While Foreman-Mackey and Barclay set off on a tangent to measure (or limit) exoplanet masses using n-body models of exoplanet systems observed by Kepler, I had a great phone call with Schaefer (CMU), Cisewski (CMU), Weller (CMU), and Lang about using Approximate Bayesian Computation (ABC) to ask questions about the universality of the high-mass initial mass function (IMF) in stellar clusters observed in the PHAT survey. The idea behind ABC is to do a kind of rejection sampling from the prior to make an approximation to posterior sampling in problems where it is possible to generate data sets from the model (and priors) but impractical or impossible to write down a likelihood function.

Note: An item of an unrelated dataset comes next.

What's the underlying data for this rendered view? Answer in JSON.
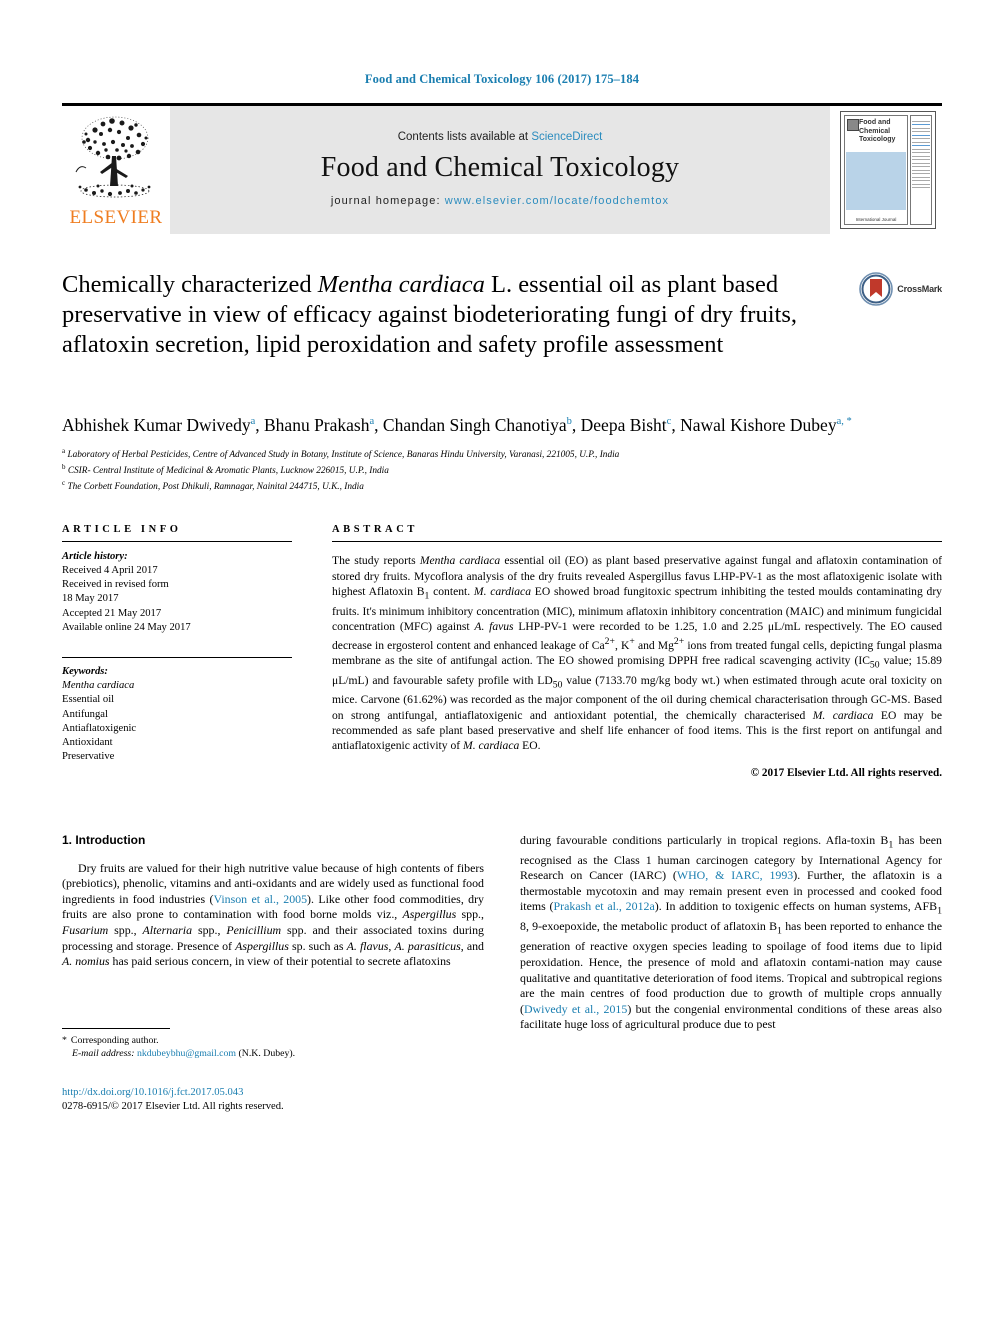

The reason we got this conversation started is that way back when we were writing Weisz et al on IMF inference, we realized that some of the ideas about how high-mass stars might form in molecular clouds (and thereby affect the formation of other less-massive stars) could be written down as a data-generating process but not as a computable likelihood function. That is, we had a perfect example for ABC. We didn't do anything about it from there, but maybe a project will start up on this. I think there might be quite a few places in astrophysics where we can generate data with a mechanistic model (a simulation or a semi-analytic model) but we don't have an explicit likelihood anywhere.
At the end of the day, Sarah Ballard (UW) gave a great Physics Colloquium on habitable exoplanets and asteroseismology, and how these two fields are related. They are related because you only know the properties of the exoplanet as well as you can understand the properties of the star, and asteroseismology rocks the latter. She mentioned anthropics momentarily, which reminded me that we should be thinking about this: The anthropic argument in exoplanet research is easier to formulate and think about than it is in cosmology, but figuring it out on the easier problem might help with the harder one.
Sounds promising: if the intractable model has a close tractable counterpart (as I imagine could be the case for this type of dependent birth process) then the ABC indirect inference treatment of, e.g., Gleim & Pigorsch 2013 gives an elegant solution to the problem of summary statistic choice.